-
Notifications
You must be signed in to change notification settings - Fork 176
Readiness probe missing SSL flags when TLS is required (v1.22.0) #2294
Description
Bug Report
Description
In operator v1.22.0, the MongodReadinessCheck was changed from a simple TCP dial to a full MongoDB client connection with RSStatus check (readiness.go diff). However, the default readiness probe command in psmdb_defaults.go was not updated to include SSL flags, unlike the liveness probe which already has them.
This causes the readiness probe to fail when tls.mode: requireTLS is set, because the healthcheck binary tries to connect without TLS to a server that only accepts TLS connections.
Steps to Reproduce
- Deploy a PSMDB cluster with
tls.mode: requireTLSandcrVersion: 1.22.0 - Wait for or trigger a pod restart / rolling update
- Observe the new pod stays in
1/2 Readystate indefinitely
Expected Behavior
The readiness probe should include --ssl --sslInsecure --sslCAFile --sslPEMKeyFile flags when TLS is enabled, similar to how the liveness probe is configured.
Actual Behavior
The readiness probe command is:
/opt/percona/mongodb-healthcheck k8s readiness --component mongod
Missing the SSL flags. The liveness probe correctly has them:
/opt/percona/mongodb-healthcheck k8s liveness --ssl --sslInsecure --sslCAFile /etc/mongodb-ssl/ca.crt --sslPEMKeyFile /tmp/tls.pem --startupDelaySeconds 7200
MongoDB logs show a flood of SSLHandshakeFailed errors from 127.0.0.1 (the readiness probe):
"msg":"Error receiving request from client.
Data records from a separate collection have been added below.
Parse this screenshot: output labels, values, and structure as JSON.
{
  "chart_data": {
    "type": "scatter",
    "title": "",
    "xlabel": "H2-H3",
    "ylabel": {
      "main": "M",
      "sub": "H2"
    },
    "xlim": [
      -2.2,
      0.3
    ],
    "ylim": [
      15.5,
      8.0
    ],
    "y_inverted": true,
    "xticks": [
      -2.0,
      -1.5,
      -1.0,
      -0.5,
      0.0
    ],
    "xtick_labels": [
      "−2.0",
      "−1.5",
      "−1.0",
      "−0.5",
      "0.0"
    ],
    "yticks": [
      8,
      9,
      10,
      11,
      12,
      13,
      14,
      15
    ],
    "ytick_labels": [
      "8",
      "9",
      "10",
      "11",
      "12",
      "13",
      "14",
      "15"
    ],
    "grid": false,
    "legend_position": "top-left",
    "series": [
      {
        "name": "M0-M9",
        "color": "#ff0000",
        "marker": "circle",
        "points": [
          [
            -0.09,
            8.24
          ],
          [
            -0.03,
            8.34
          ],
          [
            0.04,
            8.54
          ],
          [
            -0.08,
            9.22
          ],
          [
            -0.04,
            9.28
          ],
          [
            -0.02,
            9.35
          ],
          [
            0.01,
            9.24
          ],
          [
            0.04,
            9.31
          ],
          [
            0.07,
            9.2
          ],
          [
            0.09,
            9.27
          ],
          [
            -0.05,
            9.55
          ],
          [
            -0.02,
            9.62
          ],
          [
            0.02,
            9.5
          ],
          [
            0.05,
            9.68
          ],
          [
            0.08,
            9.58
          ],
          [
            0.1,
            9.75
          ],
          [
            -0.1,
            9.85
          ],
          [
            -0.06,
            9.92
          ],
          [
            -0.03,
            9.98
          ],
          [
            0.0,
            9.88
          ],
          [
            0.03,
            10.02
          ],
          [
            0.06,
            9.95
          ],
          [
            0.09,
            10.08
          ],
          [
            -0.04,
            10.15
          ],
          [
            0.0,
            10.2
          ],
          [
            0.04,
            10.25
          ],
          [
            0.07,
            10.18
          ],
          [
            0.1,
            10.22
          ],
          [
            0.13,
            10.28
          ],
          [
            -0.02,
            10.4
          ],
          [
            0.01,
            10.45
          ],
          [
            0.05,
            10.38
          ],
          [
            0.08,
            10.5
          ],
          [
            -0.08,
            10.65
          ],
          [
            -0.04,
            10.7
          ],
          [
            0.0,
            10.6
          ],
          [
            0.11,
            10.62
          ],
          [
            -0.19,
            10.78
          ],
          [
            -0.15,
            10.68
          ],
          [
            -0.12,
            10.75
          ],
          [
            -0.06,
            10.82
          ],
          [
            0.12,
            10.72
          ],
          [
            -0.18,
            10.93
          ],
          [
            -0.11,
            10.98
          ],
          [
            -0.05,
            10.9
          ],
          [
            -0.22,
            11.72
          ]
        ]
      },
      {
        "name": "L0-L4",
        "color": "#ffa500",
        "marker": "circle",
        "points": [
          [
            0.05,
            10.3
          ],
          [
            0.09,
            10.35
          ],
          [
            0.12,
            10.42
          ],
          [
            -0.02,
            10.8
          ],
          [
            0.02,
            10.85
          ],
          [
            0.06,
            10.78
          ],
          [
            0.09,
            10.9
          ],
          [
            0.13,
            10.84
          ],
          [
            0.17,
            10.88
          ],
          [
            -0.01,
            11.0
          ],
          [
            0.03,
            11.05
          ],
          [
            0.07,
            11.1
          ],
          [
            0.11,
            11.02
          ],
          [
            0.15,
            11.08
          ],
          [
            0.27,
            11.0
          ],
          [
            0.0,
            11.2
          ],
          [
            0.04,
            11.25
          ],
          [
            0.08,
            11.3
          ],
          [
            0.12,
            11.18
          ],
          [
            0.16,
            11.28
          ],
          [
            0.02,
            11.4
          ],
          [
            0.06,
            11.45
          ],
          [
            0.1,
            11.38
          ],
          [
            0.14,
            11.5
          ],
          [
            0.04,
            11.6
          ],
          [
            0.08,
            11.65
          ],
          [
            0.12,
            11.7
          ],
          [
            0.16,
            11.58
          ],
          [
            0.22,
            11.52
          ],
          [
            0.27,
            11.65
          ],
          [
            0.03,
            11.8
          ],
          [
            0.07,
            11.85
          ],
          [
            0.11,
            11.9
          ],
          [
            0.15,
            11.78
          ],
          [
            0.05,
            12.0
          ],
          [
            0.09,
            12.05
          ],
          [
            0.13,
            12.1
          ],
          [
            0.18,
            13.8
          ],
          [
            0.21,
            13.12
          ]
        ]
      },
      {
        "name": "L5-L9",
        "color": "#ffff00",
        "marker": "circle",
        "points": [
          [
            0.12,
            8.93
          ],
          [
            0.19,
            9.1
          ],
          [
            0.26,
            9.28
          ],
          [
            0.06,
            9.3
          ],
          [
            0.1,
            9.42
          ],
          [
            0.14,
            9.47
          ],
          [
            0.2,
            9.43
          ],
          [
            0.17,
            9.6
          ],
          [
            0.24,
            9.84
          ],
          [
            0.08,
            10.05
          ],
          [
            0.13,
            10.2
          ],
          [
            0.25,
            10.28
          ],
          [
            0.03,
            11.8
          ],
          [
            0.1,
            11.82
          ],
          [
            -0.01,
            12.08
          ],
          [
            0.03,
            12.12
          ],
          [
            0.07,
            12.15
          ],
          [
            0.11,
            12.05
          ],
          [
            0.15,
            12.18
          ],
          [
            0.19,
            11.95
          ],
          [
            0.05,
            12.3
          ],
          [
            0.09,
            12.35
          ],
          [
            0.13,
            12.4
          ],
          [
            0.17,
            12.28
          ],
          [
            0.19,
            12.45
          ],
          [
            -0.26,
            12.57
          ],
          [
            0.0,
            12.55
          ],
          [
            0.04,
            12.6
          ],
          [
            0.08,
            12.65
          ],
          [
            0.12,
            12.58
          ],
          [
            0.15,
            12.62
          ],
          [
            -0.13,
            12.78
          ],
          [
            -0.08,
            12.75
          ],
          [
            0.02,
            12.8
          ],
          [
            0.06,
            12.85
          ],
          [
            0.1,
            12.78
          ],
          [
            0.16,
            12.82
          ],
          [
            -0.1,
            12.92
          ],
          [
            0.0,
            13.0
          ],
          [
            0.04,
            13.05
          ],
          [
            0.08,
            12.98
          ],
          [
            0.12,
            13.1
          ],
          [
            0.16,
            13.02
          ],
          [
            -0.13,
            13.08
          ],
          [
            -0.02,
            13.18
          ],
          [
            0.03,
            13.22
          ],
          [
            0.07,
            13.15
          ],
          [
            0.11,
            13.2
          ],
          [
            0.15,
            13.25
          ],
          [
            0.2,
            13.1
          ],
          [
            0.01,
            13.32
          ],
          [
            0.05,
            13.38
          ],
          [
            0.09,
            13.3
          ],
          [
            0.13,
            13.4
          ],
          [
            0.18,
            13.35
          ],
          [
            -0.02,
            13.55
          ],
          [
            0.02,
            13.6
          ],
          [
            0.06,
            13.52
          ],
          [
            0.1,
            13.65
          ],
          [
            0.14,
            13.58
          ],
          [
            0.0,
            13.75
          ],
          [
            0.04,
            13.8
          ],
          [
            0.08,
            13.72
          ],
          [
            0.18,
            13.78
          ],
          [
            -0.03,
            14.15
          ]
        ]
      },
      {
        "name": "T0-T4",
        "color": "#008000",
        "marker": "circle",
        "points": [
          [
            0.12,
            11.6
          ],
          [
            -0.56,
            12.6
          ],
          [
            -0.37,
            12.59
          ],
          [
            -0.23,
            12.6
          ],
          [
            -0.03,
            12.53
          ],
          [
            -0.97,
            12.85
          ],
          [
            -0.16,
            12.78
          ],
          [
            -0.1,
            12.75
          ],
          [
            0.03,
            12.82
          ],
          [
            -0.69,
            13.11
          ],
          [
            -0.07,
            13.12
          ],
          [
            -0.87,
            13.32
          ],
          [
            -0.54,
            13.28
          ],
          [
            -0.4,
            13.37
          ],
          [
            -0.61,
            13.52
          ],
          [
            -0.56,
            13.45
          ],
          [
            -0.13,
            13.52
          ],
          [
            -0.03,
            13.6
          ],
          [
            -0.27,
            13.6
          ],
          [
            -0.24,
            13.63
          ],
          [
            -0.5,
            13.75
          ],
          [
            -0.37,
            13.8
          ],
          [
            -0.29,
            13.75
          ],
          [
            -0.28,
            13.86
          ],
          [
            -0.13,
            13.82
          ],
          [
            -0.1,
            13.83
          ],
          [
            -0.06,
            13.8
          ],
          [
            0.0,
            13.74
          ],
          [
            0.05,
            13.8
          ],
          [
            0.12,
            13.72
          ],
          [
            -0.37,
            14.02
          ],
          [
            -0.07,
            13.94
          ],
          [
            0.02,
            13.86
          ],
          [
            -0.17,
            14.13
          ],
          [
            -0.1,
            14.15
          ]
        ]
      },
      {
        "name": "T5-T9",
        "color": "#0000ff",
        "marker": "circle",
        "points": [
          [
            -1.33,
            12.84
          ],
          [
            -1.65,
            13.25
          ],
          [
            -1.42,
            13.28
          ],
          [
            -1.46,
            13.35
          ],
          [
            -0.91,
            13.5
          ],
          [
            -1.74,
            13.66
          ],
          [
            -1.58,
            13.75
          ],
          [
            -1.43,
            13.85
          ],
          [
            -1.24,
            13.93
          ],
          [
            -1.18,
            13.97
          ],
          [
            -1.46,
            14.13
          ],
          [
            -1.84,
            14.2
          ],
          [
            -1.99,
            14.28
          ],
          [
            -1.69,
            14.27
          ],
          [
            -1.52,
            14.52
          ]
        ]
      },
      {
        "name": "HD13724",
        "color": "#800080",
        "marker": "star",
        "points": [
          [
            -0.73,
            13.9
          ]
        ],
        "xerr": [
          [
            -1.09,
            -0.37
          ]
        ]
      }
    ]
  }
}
Ending connection from remote",
"attr":{"error":{"code":141,"codeName":"SSLHandshakeFailed","errmsg":"The server is configured to only allow SSL connections"}}
The readiness probe times out after 2s and the pod never becomes ready.
Impact
This creates a deadlock during rolling updates:
- Pod N is updated with the new StatefulSet template (missing SSL flags on readiness probe)
- Pod N never becomes ready
- The operator's SmartUpdate waits for all pods to be ready before continuing
- The cluster is stuck in
initializingstate
Root Cause
In v1.21.2, MongodReadinessCheck only performed a raw TCP dial, so TLS was irrelevant. In v1.22.0, it was changed to use db.Dial() + RSStatus, which requires TLS when the server mandates it. But the probe command in psmdb_defaults.go was not updated to pass SSL flags for the readiness probe.
Suggested Fix
In pkg/apis/psmdb/v1/psmdb_defaults.go, add SSL flags to the readiness probe when TLS is enabled, similar to how the liveness probe handles it:
if replset.ReadinessProbe.TCPSocket == nil && replset.ReadinessProbe.Exec == nil {
replset.ReadinessProbe.Exec = &corev1.ExecAction{
Command: []string{
"/opt/percona/mongodb-healthcheck",
"k8s", "readiness",
"--component", "mongod",
},
}
// Add SSL flags when TLS is enabled
if cr.TLSEnabled() {
replset.ReadinessProbe.Exec.Command = append(replset.ReadinessProbe.Exec.Command,
"--ssl", "--sslInsecure",
"--sslCAFile", "/etc/mongodb-ssl/ca.crt",
"--sslPEMKeyFile", "/tmp/tls.pem")
}
}Environment
- Operator version: 1.22.0
- MongoDB version: 8.0.19-7
- Kubernetes: Talos Linux
- PSMDB CR:
tls.mode: requireTLS,crVersion: 1.22.0